Caros leitores, como alguns já sabem, faço parte daqueles que, de vez em quando, tem uma cólica renal. Quem já teve sabe da dor que estou falando, quem não teve, por favor, nem tente entender e muito menos julgar ou achar que é frescura, mas não quero ficar falando em sofrimento ou dor, ao contrário, pretendo abordar aqui de uma forma cômica todo o sofrimento da minha última crise, pois agora que já passou mesmo, dá até para brincar com a situação e nada melhor do que rir. Antes que venham os chatos comentar, sim, claro, estou exagerando na figura de linguagem, pois foi a forma que achei para tornar o trágico um pouco mais engraçado, então, poupem os comentários chatos e desnecessários. Se preferir, tenha sua própria cólica e depois conte do seu jeito, ok?

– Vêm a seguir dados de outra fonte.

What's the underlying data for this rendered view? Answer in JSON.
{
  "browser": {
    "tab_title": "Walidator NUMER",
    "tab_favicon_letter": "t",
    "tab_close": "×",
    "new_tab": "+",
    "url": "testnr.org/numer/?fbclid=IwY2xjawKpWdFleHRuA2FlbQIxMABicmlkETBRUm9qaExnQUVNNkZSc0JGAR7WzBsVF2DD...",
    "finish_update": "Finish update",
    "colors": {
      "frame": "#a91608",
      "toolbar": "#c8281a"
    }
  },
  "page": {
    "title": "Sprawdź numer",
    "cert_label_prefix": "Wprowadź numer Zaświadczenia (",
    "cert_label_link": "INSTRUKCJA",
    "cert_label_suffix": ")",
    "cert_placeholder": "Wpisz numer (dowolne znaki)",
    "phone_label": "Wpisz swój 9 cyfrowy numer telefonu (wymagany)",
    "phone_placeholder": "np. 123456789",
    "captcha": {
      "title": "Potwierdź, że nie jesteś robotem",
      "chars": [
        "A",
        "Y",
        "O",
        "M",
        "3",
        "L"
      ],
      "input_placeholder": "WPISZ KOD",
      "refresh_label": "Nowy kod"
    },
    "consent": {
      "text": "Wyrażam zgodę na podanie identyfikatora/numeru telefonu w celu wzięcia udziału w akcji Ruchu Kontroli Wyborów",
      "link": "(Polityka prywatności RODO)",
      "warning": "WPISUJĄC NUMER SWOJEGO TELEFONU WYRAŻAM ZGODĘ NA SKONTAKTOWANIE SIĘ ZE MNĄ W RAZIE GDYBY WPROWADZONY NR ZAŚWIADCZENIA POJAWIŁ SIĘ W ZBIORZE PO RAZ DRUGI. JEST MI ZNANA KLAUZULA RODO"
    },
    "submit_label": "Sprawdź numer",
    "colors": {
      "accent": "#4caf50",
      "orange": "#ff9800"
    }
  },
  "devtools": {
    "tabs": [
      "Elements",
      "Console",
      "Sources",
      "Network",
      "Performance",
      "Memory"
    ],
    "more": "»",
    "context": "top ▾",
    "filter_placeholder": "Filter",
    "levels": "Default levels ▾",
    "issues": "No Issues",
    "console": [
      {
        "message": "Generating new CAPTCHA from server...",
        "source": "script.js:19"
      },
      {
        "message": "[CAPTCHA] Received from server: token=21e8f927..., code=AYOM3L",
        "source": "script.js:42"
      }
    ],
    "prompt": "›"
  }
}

O início dessa saga aconteceu mais ou menos no mês de junho de 2014, quando tive uma dor muito forte e, por já saber como são as dores de uma cólica, não tive dúvidas de que lá vinha mais uma. Procurei um urologista, que me passou os remédios de praxe e pediu uma tomografia para poder ter uma visão melhor da situação.

Minhas cólicas são regulares, costumo até pensar que disciplinadas, pois ocorrem normalmente a cada dois anos e lá se vão uns quinze anos desde a minha primeira crise, quando acordei no meio da madrugada achando que estava morrendo, pois estava com uma dor de faltar o ar, não conseguia ficar ereto e a minha região genital parecia que estava explodindo.  Achei que meu fim estava próximo, que o chamado estava chegando e já comecei até a ver as luzes que todo mundo fala que vê quando está morrendo. Me arrastando fui até o posto médico, que ficava a menos de 500 metros da minha casa. O médico examinou, examinou e falou com toda naturalidade que era só uma cólica renal.